Так что если на Западе личная свобода прекращается там, где «начинается кончик носа другого человека», то у нас прекратить свободу человека можно только вместе с физическим его существованием. Потому как у нас это не свобода, а «воля». И стремимся мы всегда именно к вольному, то есть «беззаконному» существованию. И только оно нам любо и мило.
Недаром западная церковь до наших времен сохранилась как самостоятельное государство (Ватикан). А римский папа вполне себе мог позволить отлучить короля от церкви. Восточная же всегда была на службе у государства, и, соответственно, государя. А основой такого положения вещей служило и до сих пор служит молчаливое согласие всего народа, который где-то там, внутри понимает, что не сможет стерпеть узаконенное и «унормированное» западное существование.
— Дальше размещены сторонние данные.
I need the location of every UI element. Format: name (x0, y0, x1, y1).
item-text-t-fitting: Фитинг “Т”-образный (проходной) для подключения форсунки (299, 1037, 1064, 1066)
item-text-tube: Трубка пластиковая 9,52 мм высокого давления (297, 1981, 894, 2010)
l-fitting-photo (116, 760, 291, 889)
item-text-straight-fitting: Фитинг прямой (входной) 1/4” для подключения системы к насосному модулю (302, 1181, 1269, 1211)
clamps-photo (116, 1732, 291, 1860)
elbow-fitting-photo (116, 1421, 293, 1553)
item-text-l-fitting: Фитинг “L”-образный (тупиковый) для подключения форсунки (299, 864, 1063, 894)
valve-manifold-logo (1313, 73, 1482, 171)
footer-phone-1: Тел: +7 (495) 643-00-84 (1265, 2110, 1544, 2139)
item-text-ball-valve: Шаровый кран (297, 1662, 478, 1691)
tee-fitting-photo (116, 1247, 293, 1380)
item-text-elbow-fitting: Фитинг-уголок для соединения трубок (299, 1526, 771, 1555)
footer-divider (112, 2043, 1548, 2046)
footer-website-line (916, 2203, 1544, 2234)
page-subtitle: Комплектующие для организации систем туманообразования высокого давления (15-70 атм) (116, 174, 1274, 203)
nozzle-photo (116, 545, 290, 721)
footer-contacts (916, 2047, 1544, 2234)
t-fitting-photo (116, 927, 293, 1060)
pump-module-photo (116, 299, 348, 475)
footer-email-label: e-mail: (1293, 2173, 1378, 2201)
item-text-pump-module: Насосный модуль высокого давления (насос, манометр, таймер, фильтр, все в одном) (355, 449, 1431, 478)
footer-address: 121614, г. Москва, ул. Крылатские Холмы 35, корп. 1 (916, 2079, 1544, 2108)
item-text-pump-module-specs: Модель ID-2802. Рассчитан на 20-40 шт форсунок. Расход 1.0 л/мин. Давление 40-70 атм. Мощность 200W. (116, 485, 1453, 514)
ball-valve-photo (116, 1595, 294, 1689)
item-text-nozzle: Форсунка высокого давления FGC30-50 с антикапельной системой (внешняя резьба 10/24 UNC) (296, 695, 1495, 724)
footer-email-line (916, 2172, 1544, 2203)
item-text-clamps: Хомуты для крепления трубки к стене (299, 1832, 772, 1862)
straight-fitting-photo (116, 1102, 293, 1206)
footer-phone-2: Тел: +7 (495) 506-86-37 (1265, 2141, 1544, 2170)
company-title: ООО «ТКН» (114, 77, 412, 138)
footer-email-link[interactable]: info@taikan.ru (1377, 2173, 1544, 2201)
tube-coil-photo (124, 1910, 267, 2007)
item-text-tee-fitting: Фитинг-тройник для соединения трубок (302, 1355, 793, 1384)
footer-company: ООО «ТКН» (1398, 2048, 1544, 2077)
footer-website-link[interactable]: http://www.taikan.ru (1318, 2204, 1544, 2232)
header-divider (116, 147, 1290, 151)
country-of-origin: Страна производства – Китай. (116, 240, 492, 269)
Недаром ведь «что русскому хорошо, то немцу – смерть».
Так что если французского короля играет свита, английского короля – парламент, то русского царя играет народ.
А он у нас безмолвствует, безмолвствует, а потом как учудит чего-нибудь эдакое, что хоть святых выноси! И выносят, как было уже однажды.
ЧЕМ ОПАСНЫ «ЕЖОВЫЕ РУКАВИЦЫ»
1. «Выученная беспомощность»
Животное, после того как несколько раз наткнется на прозрачную преграду, не делает больше попыток добраться до пищи, даже если преграду убирают. У людей наблюдается особый вариант схожего поведения, который представителями интеллектуально-духовной элиты обычно озвучивается как тезис о «долготерпении русского народа», а самим народом – в поговорке «русские долго запрягают, да быстро ездят».
2. Скрытые агрессоры
Другой психологический феномен, который хорошо известен юридическим психологам: тихий с виду человек, несколько раз переживший развод из-за измены партнера, вместо того, чтобы в очередной раз с легкостью перенести разрыв, вдруг выплескивает на последнего предавшего всю накопленную агрессию.